The St. Joe River (claiming to be a scenic river) has taken a huge hit as logging companies continue to annihilate what is left while destroying habitat at break-neck speeds. There appears to be no rules. It was never a huge problem in the past when we did things in moderation. Wildlife could always spring back as long as there were healthy numbers and plenty of habitat for them to move to.

Now that greed has taken over the reins, we see wildlife being squeezed out and losing ground at a disturbing rate. Whole drainages are being lost overnight as wildlife populations plummet to catastrophically low levels. Nothing can recover without habitat. Our deer are in trouble while the elk have become experts at hiding. This imbalance has everything to do with the "two legged" kind of predator rather than that of the wolf or the mountain lion.

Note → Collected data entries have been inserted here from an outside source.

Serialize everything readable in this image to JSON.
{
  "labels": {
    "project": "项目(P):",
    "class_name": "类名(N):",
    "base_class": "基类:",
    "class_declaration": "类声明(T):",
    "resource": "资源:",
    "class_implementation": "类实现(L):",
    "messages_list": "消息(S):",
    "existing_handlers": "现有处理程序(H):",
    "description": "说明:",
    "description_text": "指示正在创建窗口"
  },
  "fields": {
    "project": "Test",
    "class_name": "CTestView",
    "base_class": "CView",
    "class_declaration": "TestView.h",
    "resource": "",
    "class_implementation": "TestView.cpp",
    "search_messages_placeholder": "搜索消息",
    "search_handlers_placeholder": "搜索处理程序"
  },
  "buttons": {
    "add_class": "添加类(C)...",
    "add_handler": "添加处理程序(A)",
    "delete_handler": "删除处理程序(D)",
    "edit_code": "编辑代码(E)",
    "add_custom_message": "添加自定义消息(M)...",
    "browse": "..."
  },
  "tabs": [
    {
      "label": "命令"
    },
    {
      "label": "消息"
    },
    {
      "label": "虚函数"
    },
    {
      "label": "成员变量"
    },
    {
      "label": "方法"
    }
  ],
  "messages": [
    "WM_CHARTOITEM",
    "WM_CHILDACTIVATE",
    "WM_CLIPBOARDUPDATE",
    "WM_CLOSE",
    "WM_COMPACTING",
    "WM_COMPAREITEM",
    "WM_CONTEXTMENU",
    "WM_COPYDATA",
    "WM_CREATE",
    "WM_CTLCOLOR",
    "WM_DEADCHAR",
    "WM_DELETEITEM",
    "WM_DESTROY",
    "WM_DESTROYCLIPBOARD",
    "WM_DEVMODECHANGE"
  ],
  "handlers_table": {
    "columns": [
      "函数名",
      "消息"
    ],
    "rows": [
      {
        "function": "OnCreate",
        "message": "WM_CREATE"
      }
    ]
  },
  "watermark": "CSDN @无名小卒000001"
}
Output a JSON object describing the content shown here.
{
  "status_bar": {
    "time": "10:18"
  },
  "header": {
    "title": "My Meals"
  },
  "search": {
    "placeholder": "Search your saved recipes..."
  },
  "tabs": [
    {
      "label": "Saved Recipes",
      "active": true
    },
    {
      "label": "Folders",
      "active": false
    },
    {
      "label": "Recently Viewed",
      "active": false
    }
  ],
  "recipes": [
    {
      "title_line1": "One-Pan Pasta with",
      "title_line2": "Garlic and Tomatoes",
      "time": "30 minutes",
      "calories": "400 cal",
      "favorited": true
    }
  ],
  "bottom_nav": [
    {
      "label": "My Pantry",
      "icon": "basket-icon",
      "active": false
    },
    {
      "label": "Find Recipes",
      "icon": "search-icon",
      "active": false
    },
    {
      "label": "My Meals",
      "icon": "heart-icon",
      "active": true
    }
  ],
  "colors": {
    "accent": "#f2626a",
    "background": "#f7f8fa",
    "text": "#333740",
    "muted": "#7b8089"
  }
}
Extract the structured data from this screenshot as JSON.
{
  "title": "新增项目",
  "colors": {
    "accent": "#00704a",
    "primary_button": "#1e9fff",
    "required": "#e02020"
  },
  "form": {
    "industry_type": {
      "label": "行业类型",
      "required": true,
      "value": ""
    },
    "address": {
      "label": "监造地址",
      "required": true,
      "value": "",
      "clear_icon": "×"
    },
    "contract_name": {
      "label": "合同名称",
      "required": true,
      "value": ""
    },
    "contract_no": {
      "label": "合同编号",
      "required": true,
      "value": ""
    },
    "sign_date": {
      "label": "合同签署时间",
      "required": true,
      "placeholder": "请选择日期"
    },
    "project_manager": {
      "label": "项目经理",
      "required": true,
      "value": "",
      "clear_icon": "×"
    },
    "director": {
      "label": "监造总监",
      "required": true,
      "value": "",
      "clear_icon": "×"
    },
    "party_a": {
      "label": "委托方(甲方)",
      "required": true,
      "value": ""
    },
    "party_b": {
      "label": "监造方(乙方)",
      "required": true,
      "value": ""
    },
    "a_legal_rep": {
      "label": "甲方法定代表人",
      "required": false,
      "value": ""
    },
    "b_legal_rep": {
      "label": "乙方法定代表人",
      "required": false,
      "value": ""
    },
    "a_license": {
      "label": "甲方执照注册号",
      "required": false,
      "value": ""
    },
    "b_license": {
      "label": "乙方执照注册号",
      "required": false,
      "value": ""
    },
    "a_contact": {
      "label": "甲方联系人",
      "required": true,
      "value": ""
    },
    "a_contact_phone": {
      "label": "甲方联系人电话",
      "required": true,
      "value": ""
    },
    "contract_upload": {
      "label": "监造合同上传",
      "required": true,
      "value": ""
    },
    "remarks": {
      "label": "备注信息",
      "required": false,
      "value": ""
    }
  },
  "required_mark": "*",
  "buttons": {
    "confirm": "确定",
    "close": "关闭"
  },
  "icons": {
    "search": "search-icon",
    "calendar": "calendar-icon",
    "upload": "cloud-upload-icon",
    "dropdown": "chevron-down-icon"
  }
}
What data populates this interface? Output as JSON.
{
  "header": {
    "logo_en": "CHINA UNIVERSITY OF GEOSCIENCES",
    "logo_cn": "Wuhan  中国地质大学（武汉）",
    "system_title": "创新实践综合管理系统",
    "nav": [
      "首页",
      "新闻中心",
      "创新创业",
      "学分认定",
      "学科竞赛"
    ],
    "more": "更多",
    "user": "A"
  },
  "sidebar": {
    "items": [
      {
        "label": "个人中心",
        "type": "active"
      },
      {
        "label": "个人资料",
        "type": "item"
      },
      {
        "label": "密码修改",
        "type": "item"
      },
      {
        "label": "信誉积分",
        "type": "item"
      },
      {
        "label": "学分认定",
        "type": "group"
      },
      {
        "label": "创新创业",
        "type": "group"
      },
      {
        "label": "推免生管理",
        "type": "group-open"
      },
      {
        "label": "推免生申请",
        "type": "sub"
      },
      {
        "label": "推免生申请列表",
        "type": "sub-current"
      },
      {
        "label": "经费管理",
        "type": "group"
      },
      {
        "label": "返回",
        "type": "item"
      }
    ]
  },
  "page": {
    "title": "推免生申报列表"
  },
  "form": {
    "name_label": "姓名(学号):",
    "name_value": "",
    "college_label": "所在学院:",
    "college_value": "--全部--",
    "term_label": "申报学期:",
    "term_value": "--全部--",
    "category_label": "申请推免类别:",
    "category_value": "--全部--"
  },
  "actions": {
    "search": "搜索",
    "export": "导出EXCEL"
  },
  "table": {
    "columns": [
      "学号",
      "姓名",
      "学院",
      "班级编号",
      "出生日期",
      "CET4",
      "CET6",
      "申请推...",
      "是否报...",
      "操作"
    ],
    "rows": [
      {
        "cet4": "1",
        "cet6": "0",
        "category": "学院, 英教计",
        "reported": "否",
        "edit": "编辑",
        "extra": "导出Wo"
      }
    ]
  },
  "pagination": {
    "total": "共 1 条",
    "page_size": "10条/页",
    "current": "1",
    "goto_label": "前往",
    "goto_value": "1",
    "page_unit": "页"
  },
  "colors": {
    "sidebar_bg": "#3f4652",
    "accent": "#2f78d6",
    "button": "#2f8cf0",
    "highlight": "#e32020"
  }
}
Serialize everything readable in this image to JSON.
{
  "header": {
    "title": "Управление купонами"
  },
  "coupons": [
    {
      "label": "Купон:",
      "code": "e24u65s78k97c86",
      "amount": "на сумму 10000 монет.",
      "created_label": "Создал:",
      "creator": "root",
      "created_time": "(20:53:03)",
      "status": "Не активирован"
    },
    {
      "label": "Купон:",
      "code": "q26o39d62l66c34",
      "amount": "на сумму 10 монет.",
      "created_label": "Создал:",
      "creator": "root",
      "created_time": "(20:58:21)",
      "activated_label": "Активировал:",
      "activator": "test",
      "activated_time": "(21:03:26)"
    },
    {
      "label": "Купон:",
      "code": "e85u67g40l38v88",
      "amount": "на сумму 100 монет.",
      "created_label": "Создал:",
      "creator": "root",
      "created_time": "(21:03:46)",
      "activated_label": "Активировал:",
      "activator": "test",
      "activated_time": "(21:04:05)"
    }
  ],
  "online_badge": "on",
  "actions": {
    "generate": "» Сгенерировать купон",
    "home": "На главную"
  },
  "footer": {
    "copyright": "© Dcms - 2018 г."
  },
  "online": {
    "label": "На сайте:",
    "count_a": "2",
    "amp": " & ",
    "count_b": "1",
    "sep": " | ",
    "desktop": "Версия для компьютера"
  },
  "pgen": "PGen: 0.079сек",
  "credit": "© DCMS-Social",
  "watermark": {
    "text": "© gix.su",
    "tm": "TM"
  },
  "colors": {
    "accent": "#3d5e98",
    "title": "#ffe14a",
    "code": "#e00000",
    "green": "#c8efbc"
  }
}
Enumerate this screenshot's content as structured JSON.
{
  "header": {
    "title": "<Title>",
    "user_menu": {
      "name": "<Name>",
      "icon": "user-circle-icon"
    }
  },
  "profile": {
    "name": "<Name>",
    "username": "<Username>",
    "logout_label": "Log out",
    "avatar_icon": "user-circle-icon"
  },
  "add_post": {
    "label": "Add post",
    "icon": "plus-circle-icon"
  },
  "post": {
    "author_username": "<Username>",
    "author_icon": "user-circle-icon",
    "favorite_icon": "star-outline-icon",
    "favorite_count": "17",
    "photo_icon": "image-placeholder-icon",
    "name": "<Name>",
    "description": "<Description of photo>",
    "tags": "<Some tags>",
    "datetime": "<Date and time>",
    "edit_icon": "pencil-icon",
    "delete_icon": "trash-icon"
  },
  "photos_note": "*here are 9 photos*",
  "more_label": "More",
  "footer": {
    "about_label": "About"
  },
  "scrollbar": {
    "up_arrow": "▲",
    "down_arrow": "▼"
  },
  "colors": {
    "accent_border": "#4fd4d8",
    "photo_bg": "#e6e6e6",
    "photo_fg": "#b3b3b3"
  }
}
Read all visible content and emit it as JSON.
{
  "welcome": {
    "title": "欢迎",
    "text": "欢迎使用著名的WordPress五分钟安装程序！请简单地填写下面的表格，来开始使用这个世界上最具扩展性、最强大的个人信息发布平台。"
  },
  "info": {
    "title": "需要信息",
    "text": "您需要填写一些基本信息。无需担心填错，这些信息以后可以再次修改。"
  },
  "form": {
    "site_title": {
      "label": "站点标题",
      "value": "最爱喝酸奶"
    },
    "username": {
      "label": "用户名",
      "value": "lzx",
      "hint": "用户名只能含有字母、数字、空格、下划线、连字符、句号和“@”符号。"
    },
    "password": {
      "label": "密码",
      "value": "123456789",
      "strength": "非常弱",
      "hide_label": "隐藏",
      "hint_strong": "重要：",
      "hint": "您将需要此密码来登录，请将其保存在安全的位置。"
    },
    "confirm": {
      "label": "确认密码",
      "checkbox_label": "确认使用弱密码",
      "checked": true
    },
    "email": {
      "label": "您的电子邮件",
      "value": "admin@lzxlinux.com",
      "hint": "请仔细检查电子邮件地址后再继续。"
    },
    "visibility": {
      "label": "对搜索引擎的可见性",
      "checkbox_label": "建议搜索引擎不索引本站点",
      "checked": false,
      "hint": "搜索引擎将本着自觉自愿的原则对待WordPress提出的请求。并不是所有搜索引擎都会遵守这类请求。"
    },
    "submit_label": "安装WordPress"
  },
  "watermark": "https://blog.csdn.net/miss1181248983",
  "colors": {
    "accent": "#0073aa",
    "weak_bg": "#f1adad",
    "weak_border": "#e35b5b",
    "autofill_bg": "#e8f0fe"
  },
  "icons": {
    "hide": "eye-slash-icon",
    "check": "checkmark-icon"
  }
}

When you add trapping, poaching, night vision glasses, tree cams, high powered long distance rifles, more tags and longer seasons to the mix, you end up with a toxic elixir for disaster that can't sustain itself. I'm surprised that they haven't made a heat-seeking drone that will detect seasonal targets where you can just push a button to kill a deer or an elk.

What we need now is for the Fish and Game to create less office staff and start using those shiny new trucks for more patrolling and enforcement in the field. The way it works now is more of a reactive system that responds to problem calls. What we need is a more proactive system to where you never know if a "game warden" will show up. Washington has been very successful with this approach when it comes to poaching, etc.

Hiking trails (posted for hikers only) are intended to create a peaceful environment for both hikers and wildlife. It is hard to find one of these trails anymore that hasn't been chewed up by ATVs or bikes, creating more damage and sound pollution than ever before. Again, there is no enforcement. It's pretty much "do whatever you want" in Idaho. The Fish and Game and the Forest Service need to step up and be what they were intended to be ... enforcers of the law.

Not enough money? Maybe they could put some of those trapping classes and wolf killing dollars toward gas money so they could actually get out there and see what is happening in our forests today. Helicopters and planes aren't cutting it ... and don't those cost money too?

Bonnie Brown is a resident of Plummer.